When Life is Literally Too Short

Monday was a typical day for Mary: she was going to wake up at 5am, spend the next three hours answering emails as stipulated in her virtual assistant contract, then head to the art gallery where she’d put in three hours. After that, she was free to spend the rest of the day as she pleased.

This particular Monday started with a bang. Instead of the usual sluggishness with which her week normally started, today she had the energy of a mule. Such energy was not to be wasted, she decides, and so she went out for a run.

Lately, the art enthusiast and part time student had been developing ideas. She was getting antsy and the only thing that seemed to calm her mind was the idea of packing up and roaming. These same thoughts occupied her mind as she ran that morning. She was great with people, she thought. May be she could become a Markham tutor? Or a food writer? What about an au pair? She was all bad with kids, she acknowledged and free board sounded like a good idea at the moment. So many possibilities!

Mary hadn’t had the best life, if the usual parameters of happiness are to be used. Her mother died while she was still young and while her dad loved her as best as he could, his much younger wife didn’t have a care in the world if the youngster lived or died. As a way of rebellion, Mary started drinking heavily, only to drop the habit because she couldn’t stand the taste of alcohol but then she took up smoking. That too backfired after a few attempts and so she settled on sleeping around. With anything that walked – only humans, though.

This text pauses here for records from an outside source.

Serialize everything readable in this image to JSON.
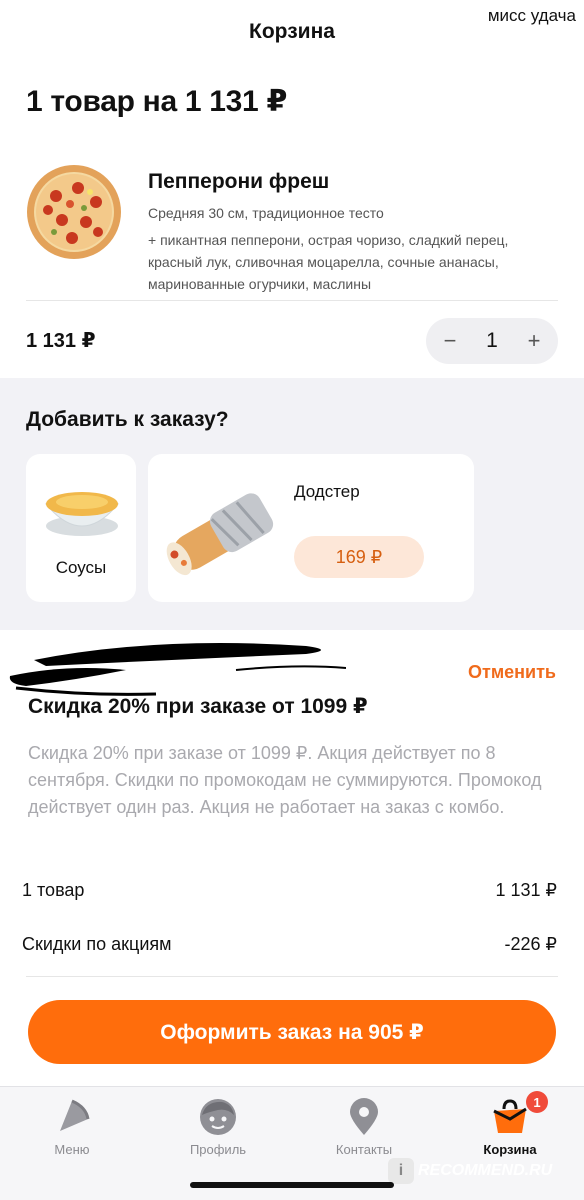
{
  "watermark_top": "мисс удача",
  "header": {
    "title": "Корзина"
  },
  "summary": {
    "title": "1 товар на 1 131 ₽"
  },
  "product": {
    "name": "Пепперони фреш",
    "size": "Средняя 30 см, традиционное тесто",
    "extras": "+ пикантная пепперони, острая чоризо, сладкий перец, красный лук, сливочная моцарелла, сочные ананасы, маринованные огурчики, маслины",
    "price": "1 131 ₽",
    "quantity": "1",
    "minus_icon": "−",
    "plus_icon": "+"
  },
  "upsell": {
    "title": "Добавить к заказу?",
    "items": [
      {
        "name": "Соусы"
      },
      {
        "name": "Додстер",
        "price": "169 ₽"
      }
    ]
  },
  "promo": {
    "cancel_label": "Отменить",
    "title": "Скидка 20% при заказе от 1099 ₽",
    "description": "Скидка 20% при заказе от 1099 ₽. Акция действует по 8 сентября. Скидки по промокодам не суммируются. Промокод действует один раз. Акция не работает на заказ с комбо."
  },
  "totals": [
    {
      "label": "1 товар",
      "value": "1 131 ₽"
    },
    {
      "label": "Скидки по акциям",
      "value": "-226 ₽"
    }
  ],
  "checkout": {
    "label": "Оформить заказ на 905 ₽"
  },
  "tabbar": {
    "items": [
      {
        "label": "Меню",
        "icon": "pizza-slice-icon"
      },
      {
        "label": "Профиль",
        "icon": "profile-face-icon"
      },
      {
        "label": "Контакты",
        "icon": "map-pin-icon"
      },
      {
        "label": "Корзина",
        "icon": "cart-bag-icon",
        "badge": "1",
        "active": true
      }
    ]
  },
  "colors": {
    "accent": "#ff6d0c",
    "price_chip_bg": "#fde7d8",
    "price_chip_text": "#d65f10",
    "badge": "#f04b3a"
  },
  "watermark_bottom": "RECOMMEND.RU"
}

While promiscuity suited her fine an irked her dad effectively, it left her soul empty and lost. A darkness took the place of her joy and she was constantly crying behind closed doors. Quitting her habit was not as easy this time as she couldn’t stand being alone. However, one fine morning she bumped into Tim, the hedge fund manager she would be meeting later for dinner and a hook up. Against her better judgment, she would meet him again for drinks after work in what would become a habit. They would end up at his apartment and since she was already spending too much time at his house, why not move in, he reasoned.

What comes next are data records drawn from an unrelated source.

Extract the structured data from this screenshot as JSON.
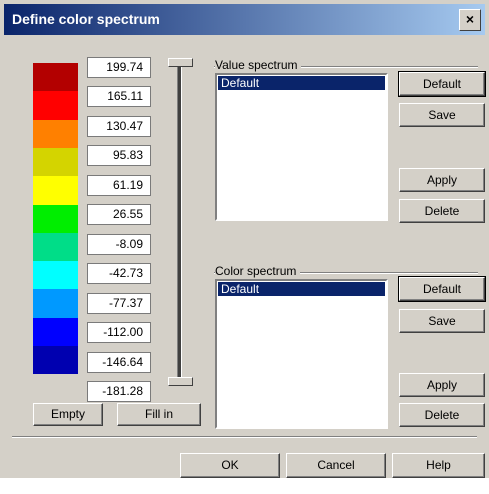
{
  "window": {
    "title": "Define color spectrum",
    "close_label": "×"
  },
  "spectrum": {
    "colors": [
      "#b30000",
      "#ff0000",
      "#ff8000",
      "#d4d400",
      "#ffff00",
      "#00ee00",
      "#00dd88",
      "#00ffff",
      "#0099ff",
      "#0000ff",
      "#0000b0"
    ],
    "values": [
      "199.74",
      "165.11",
      "130.47",
      "95.83",
      "61.19",
      "26.55",
      "-8.09",
      "-42.73",
      "-77.37",
      "-112.00",
      "-146.64",
      "-181.28"
    ]
  },
  "left_buttons": {
    "empty": "Empty",
    "fill_in": "Fill in"
  },
  "value_spectrum": {
    "label": "Value spectrum",
    "items": [
      "Default"
    ],
    "buttons": {
      "default": "Default",
      "save": "Save",
      "apply": "Apply",
      "delete": "Delete"
    }
  },
  "color_spectrum": {
    "label": "Color spectrum",
    "items": [
      "Default"
    ],
    "buttons": {
      "default": "Default",
      "save": "Save",
      "apply": "Apply",
      "delete": "Delete"
    }
  },
  "footer": {
    "ok": "OK",
    "cancel": "Cancel",
    "help": "Help"
  }
}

This morning as she reminisced about the way Tim had changed her life – from urging her to get a job that didn’t involve escorting strange men to going back to school for her degree, Mary marveled that she had managed to stay in a relation for over 8 months. It was a record, she exclaimed.

Over the last few weeks she had been constantly feeling caged and wanted to be free to explore Paris – the Louvre was her favorite fantasy – and wineries in Bordeaux. Tim thought she was crazy to want to give up what they had for what he called “passing wind.” Mary gasped at the realization that her boyfriend had been manipulating her all this while, the same way she did when he saw the look on his face as he drove right into her. “He is gonna kill me,” were her last thoughts.